Der diplomatische Olympiaboykott gegen China wird den Uiguren nicht helfen

  • Von Oliver Kern
  • Lesedauer: 2 Min.
Auch unter Joe Biden bleiben die Beziehungen zwischen den USA und China auf einem Tiefpunkt.
Auch unter Joe Biden bleiben die Beziehungen zwischen den USA und China auf einem Tiefpunkt.

Ein billiger Ausweg ist besser als ein fauler Kompromiss. Die US-Regierung unter Präsident Joe Biden zeigt sich immerhin mutig, mit dem Diplomatenboykott der Olympischen Spiele 2022 in Peking ein Zeichen gegen Menschenrechtsverstöße in China zu setzen. Die Frage ist nur: Bringt der etwas?

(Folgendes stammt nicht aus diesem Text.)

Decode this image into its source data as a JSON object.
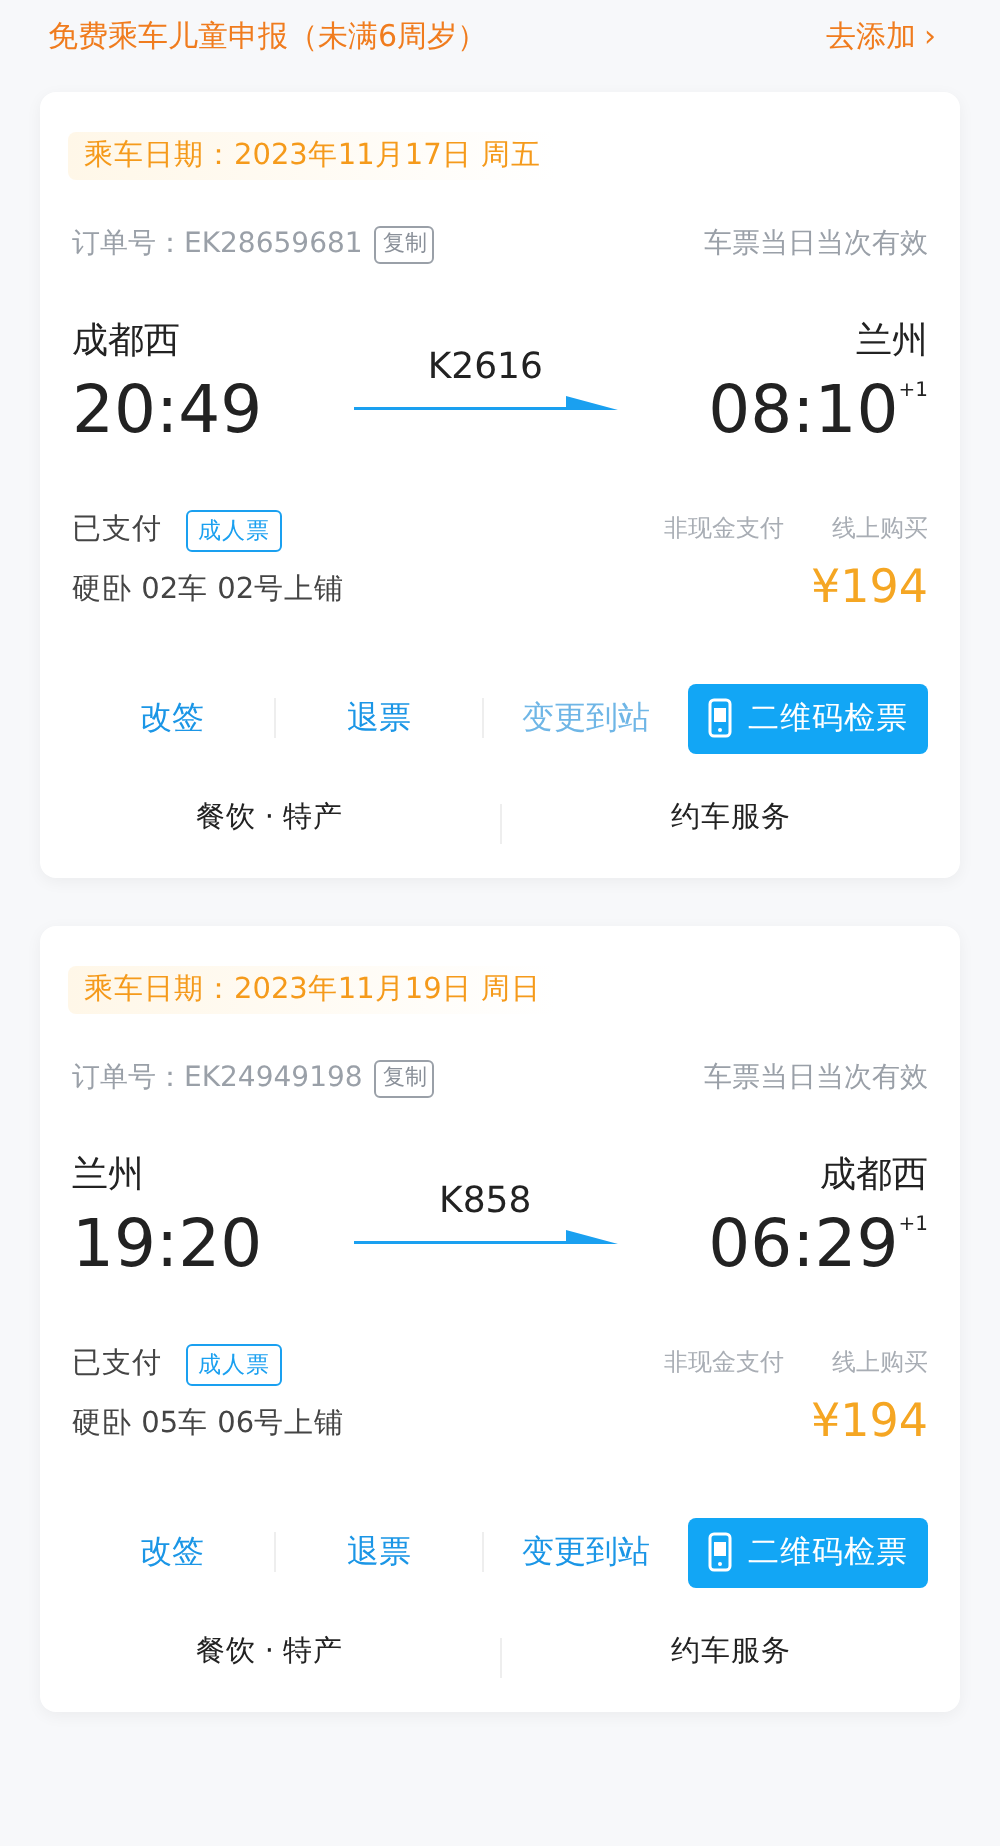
{
  "banner": {
    "text": "免费乘车儿童申报（未满6周岁）",
    "link": "去添加",
    "chevron": "›"
  },
  "tickets": [
    {
      "date": "乘车日期：2023年11月17日 周五",
      "order_label": "订单号：",
      "order_no": "EK28659681",
      "copy": "复制",
      "validity": "车票当日当次有效",
      "from_station": "成都西",
      "from_time": "20:49",
      "train": "K2616",
      "to_station": "兰州",
      "to_time": "08:10",
      "day_offset": "+1",
      "status": "已支付",
      "ticket_type": "成人票",
      "pay_method": "非现金支付",
      "channel": "线上购买",
      "seat": "硬卧 02车 02号上铺",
      "price": "¥194",
      "actions": [
        {
          "kind": "text",
          "label": "改签",
          "disabled": false
        },
        {
          "kind": "text",
          "label": "退票",
          "disabled": false
        },
        {
          "kind": "text",
          "label": "变更到站",
          "disabled": true
        },
        {
          "kind": "qr",
          "label": "二维码检票",
          "disabled": false
        }
      ],
      "services": [
        "餐饮 · 特产",
        "约车服务"
      ]
    },
    {
      "date": "乘车日期：2023年11月19日 周日",
      "order_label": "订单号：",
      "order_no": "EK24949198",
      "copy": "复制",
      "validity": "车票当日当次有效",
      "from_station": "兰州",
      "from_time": "19:20",
      "train": "K858",
      "to_station": "成都西",
      "to_time": "06:29",
      "day_offset": "+1",
      "status": "已支付",
      "ticket_type": "成人票",
      "pay_method": "非现金支付",
      "channel": "线上购买",
      "seat": "硬卧 05车 06号上铺",
      "price": "¥194",
      "actions": [
        {
          "kind": "text",
          "label": "改签",
          "disabled": false
        },
        {
          "kind": "text",
          "label": "退票",
          "disabled": false
        },
        {
          "kind": "text",
          "label": "变更到站",
          "disabled": false
        },
        {
          "kind": "qr",
          "label": "二维码检票",
          "disabled": false
        }
      ],
      "services": [
        "餐饮 · 特产",
        "约车服务"
      ]
    }
  ]
}
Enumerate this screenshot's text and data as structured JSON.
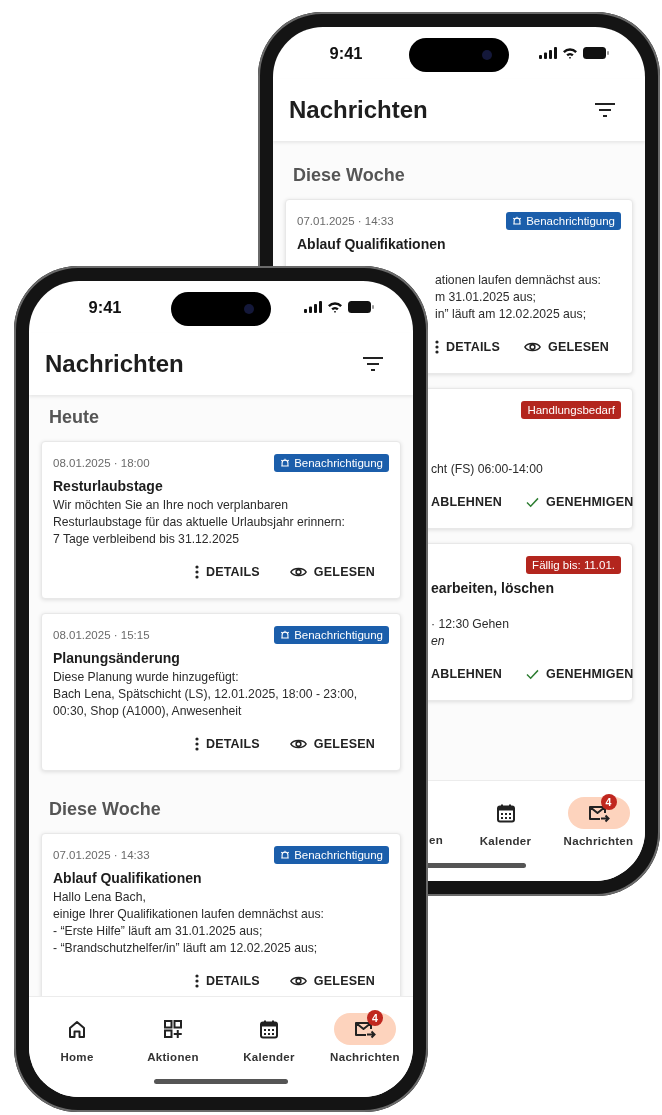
{
  "phones": [
    {
      "status_bar": {
        "time": "9:41"
      },
      "header": {
        "title": "Nachrichten"
      },
      "sections": [
        {
          "heading": "Diese Woche",
          "cards": [
            {
              "date": "07.01.2025 · 14:33",
              "badge": {
                "text": "Benachrichtigung",
                "kind": "info"
              },
              "title": "Ablauf Qualifikationen",
              "body": "ationen laufen demnächst aus:\nm 31.01.2025 aus;\nin” läuft am 12.02.2025 aus;",
              "actions": [
                {
                  "label": "DETAILS",
                  "kind": "details"
                },
                {
                  "label": "GELESEN",
                  "kind": "read"
                }
              ]
            },
            {
              "badge": {
                "text": "Handlungsbedarf",
                "kind": "action"
              },
              "body": "cht (FS) 06:00-14:00",
              "actions": [
                {
                  "label": "ABLEHNEN",
                  "kind": "reject"
                },
                {
                  "label": "GENEHMIGEN",
                  "kind": "approve"
                }
              ]
            },
            {
              "badge": {
                "text": "Fällig bis: 11.01.",
                "kind": "action"
              },
              "title": "earbeiten, löschen",
              "body": "· 12:30 Gehen\n*en*",
              "actions": [
                {
                  "label": "ABLEHNEN",
                  "kind": "reject"
                },
                {
                  "label": "GENEHMIGEN",
                  "kind": "approve"
                }
              ]
            }
          ]
        }
      ],
      "nav": [
        {
          "label": "en",
          "kind": "label",
          "selected": false
        },
        {
          "label": "Kalender",
          "kind": "calendar",
          "selected": false
        },
        {
          "label": "Nachrichten",
          "kind": "mail",
          "selected": true,
          "badge": "4"
        }
      ]
    },
    {
      "status_bar": {
        "time": "9:41"
      },
      "header": {
        "title": "Nachrichten"
      },
      "sections": [
        {
          "heading": "Heute",
          "cards": [
            {
              "date": "08.01.2025 · 18:00",
              "badge": {
                "text": "Benachrichtigung",
                "kind": "info"
              },
              "title": "Resturlaubstage",
              "body": "Wir möchten Sie an Ihre noch verplanbaren\nResturlaubstage für das aktuelle Urlaubsjahr erinnern:\n7 Tage verbleibend bis 31.12.2025",
              "actions": [
                {
                  "label": "DETAILS",
                  "kind": "details"
                },
                {
                  "label": "GELESEN",
                  "kind": "read"
                }
              ]
            },
            {
              "date": "08.01.2025 · 15:15",
              "badge": {
                "text": "Benachrichtigung",
                "kind": "info"
              },
              "title": "Planungsänderung",
              "body": "Diese Planung wurde hinzugefügt:\nBach Lena, Spätschicht (LS), 12.01.2025, 18:00 - 23:00,\n00:30, Shop (A1000), Anwesenheit",
              "actions": [
                {
                  "label": "DETAILS",
                  "kind": "details"
                },
                {
                  "label": "GELESEN",
                  "kind": "read"
                }
              ]
            }
          ]
        },
        {
          "heading": "Diese Woche",
          "cards": [
            {
              "date": "07.01.2025 · 14:33",
              "badge": {
                "text": "Benachrichtigung",
                "kind": "info"
              },
              "title": "Ablauf Qualifikationen",
              "body": "Hallo Lena Bach,\neinige Ihrer Qualifikationen laufen demnächst aus:\n - “Erste Hilfe” läuft am 31.01.2025 aus;\n - “Brandschutzhelfer/in” läuft am 12.02.2025 aus;",
              "actions": [
                {
                  "label": "DETAILS",
                  "kind": "details"
                },
                {
                  "label": "GELESEN",
                  "kind": "read"
                }
              ]
            }
          ]
        }
      ],
      "nav": [
        {
          "label": "Home",
          "kind": "home",
          "selected": false
        },
        {
          "label": "Aktionen",
          "kind": "grid",
          "selected": false
        },
        {
          "label": "Kalender",
          "kind": "calendar",
          "selected": false
        },
        {
          "label": "Nachrichten",
          "kind": "mail",
          "selected": true,
          "badge": "4"
        }
      ]
    }
  ]
}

Wie bei so vielen Sportboykotten in den vergangenen 50 Jahren wird auch dieser wirkungslos bleiben. China sieht nun mal nicht ein, dass am Umgang mit den Uiguren in Xinjiang oder den Bürgern von Hongkong irgendetwas Verwerfliches sei. Also reagiert Peking auf politischen Druck oder andere symbolische Gesten mit Gegenbeschimpfungen oder Ignoranz. Auch der Weg über ein Sportereignis wird daher nicht zum Ziel führen.

Wenn es überhaupt einen gibt, dann wahrscheinlich nur den ökonomischen. US-Firmen ist es zwar nicht erlaubt, von Zwangsarbeit in China zu profitieren, aber noch ist keine angeklagt worden – obwohl einige an Zwangstransporten von Arbeitern beteiligt gewesen sein sollen und andere ihre Lieferketten nicht ausreichend kontrollieren. Die Olympiasponsoren aus den USA dürfen auch weiterhin mit den Spielen in Peking werben. Ein Verbot würde die US-Regierung wohl auch Milliarden bei Regressklagen kosten. Ein Diplomatenboykott dagegen ist viel billiger zu haben.